The World as We Know

The World as We Know It

As my two most recent Meanderings demonstrate, I have been opposed to the commencement of hostilities between the United States (aka “the Coalition”) and Saddam Hussein (aka “Iraq”). Now that those hostilities have commenced, I would like to make it clear that I am opposed to the cessation of those hostilities before the completion of the objectives of the Coalition. In other words, now that they are in there, they need to finish the job.

Today there were anti-war rallies across the UK, most notably in London. In an attempt to repeat the 750,000-strong march before the war, protest organisers managed to bring together 200,000, according to generous estimates. (Not as generous as the 500,000 claimed by the organisers, of course.) I’m not suggesting that 200,000 people is a small turnout.
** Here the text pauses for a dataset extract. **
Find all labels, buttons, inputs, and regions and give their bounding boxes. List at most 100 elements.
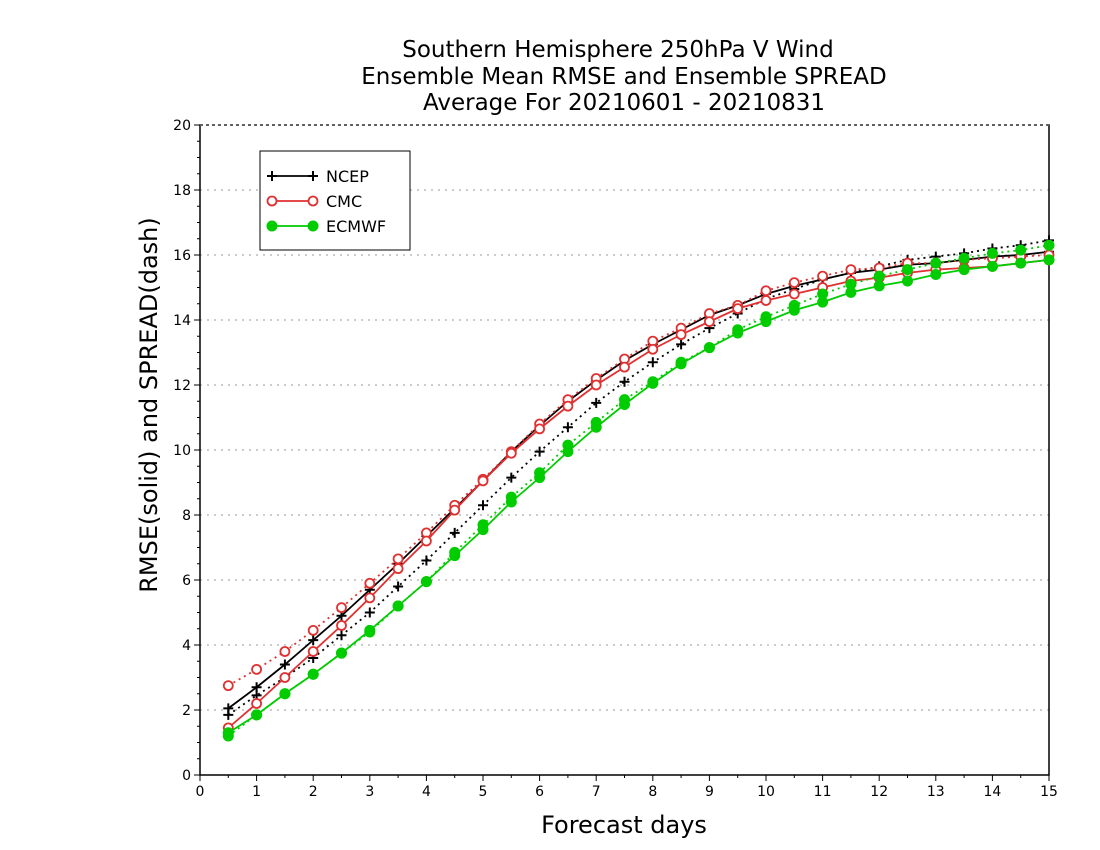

That’s a lot of people against the war. It does demonstrate that 550,000 fewer people felt as strong as they did the first time around.

Just like the leader of the Liberal Democrat party, Charles Kennedy, I voiced principled objection to the war, but now that Parliament has voted and backed the action in a sizable majority, it is time to unite. I note that the liberal democrats in both houses of the US Congress agreed with unanimous resolutions to support the war effort. This is one of the few times I have ever agreed with liberal democrats in either the UK or US meanings of that term.

If I believed that the war against Saddam is immoral, I would not care about the voice of the majority. That is the belief and view of some of the protesters. I just believe that he war is inadvisable and unsupportable in international law. If international law has just evolved in a significant way, then we will have to live in the world as it has become.

I hope that Saddam is replaced by a workable and stable political solution for the Iraqi people.